Is this the calcifying effect of a growing ‘poverty-porn’ industry that incorporates slum-photography tours within all-inclusive vacation packages? Is this the numbing of the emotions through the instant gratification of internet slacktivism that engages us with a cause for a few minutes and then quickly rushes us on to the next Cause Célèbre? I don’t really have a solid diagnosis, I just see the symptoms, all around me. So I pray, “Spirit of God, please keep our hearts soft.”
Secondly, I encounter a physical fixedness, a geographical boundedness. Again this has been amply demonstrated to me here in Bangkok. This morning I walked down a narrow alley into the Klong Toey slum, the ‘illegal’ home of 100,000 Thai families. I sat in a simple wooden house built over the swamp and drank tea with a young couple from Australia – Rod and Lexi – who have made the slum their home. Children laughed and played at their door. I was in another world, the world of the poor, the pushed-out, the not-invited. Back home in England I’m involved with a similar group that helps Christians of all denominations and traditions to “move in and live deep” in neighbourhoods struggling against the forces of poverty, crime, exploitation and violence. It’s a beautiful thing to be part of, but incredibly frustrating too – because every day we witness the story of the Rich Young Ruler writ large. Good-hearted Christians enquire about how they can get involved in our work and we reply: “It’s simple – move in.” And for 99 out of 100, we never hear from them again. Packing their bags to move out of familiarity and so-called security is a step too far.
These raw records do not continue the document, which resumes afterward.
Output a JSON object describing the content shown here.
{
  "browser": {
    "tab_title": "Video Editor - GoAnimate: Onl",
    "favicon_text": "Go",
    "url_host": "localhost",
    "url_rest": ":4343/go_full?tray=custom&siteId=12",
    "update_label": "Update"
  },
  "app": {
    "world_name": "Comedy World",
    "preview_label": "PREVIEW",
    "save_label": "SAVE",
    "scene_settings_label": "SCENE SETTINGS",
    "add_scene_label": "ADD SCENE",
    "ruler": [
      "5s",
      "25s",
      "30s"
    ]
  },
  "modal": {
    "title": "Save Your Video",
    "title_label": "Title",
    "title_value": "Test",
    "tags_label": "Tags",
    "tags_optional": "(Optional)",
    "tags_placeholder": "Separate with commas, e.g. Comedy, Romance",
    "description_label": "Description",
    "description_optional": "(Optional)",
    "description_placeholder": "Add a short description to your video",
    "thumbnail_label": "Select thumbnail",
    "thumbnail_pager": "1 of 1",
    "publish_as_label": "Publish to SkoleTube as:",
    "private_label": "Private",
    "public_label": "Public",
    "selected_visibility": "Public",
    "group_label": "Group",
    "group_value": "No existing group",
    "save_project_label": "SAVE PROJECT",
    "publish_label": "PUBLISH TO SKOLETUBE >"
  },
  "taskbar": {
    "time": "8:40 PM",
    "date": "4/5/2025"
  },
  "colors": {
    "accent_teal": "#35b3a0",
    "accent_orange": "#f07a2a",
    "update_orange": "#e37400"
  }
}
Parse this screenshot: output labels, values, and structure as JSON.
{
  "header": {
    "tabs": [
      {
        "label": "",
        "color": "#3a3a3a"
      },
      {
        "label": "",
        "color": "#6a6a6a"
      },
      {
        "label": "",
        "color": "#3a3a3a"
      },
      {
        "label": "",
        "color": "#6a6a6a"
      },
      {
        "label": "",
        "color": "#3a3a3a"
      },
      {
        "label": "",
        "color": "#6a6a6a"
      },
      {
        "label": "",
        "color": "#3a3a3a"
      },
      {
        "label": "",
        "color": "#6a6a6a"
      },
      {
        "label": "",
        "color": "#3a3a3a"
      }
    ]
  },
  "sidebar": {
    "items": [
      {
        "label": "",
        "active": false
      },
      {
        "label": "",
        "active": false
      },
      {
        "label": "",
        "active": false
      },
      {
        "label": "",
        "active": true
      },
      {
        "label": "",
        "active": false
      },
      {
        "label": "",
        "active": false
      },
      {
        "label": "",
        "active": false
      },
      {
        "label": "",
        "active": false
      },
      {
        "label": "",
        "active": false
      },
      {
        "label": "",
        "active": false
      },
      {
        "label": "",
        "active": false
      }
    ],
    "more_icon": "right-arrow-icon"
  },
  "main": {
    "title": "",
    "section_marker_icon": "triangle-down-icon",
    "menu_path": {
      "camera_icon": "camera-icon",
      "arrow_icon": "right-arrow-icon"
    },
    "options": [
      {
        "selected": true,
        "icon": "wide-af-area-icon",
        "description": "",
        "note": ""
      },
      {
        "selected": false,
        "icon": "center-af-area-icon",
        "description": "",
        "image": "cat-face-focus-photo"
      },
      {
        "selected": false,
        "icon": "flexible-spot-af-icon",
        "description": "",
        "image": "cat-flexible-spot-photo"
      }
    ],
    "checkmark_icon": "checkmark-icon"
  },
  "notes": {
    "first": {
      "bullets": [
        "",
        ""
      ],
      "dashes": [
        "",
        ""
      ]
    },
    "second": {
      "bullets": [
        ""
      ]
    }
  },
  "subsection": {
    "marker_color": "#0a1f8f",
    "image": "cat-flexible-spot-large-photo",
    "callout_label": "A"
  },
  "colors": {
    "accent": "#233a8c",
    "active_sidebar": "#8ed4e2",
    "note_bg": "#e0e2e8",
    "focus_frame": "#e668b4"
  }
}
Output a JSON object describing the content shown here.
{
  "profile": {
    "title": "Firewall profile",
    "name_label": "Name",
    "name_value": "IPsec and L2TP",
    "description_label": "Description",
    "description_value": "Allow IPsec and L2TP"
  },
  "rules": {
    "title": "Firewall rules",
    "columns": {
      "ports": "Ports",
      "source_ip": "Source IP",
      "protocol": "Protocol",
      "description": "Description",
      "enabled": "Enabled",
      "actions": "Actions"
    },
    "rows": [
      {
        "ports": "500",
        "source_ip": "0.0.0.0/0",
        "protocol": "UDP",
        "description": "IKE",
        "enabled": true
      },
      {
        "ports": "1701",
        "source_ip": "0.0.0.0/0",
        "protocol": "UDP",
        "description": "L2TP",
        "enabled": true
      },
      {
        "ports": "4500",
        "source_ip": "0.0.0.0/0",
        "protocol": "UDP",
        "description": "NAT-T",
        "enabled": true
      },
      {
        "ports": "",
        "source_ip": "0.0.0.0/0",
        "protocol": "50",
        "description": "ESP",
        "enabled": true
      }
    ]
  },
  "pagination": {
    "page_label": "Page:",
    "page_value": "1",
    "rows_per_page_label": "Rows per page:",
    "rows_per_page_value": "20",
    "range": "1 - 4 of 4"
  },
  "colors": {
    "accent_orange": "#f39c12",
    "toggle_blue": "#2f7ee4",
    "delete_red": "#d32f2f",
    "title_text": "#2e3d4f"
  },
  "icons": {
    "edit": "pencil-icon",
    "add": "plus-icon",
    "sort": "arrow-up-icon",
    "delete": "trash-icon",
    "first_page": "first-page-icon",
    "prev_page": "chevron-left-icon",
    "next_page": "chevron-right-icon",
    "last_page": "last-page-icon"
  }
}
So do these worries weigh me down? No they don’t. Because the exhilarating effect of meeting an Amy and Tim, or a Rod and Lexi, convinces me afresh that our movement is still very much alive. The Kingdom of God is advancing, amongst the lost, the last and the least, out here at the margins. And I’m incredibly hopeful, because that’s exactly how the movement started in the first place. After all, John’s gospel begins with the question: “Nazareth, can anything good come out of Nazareth?”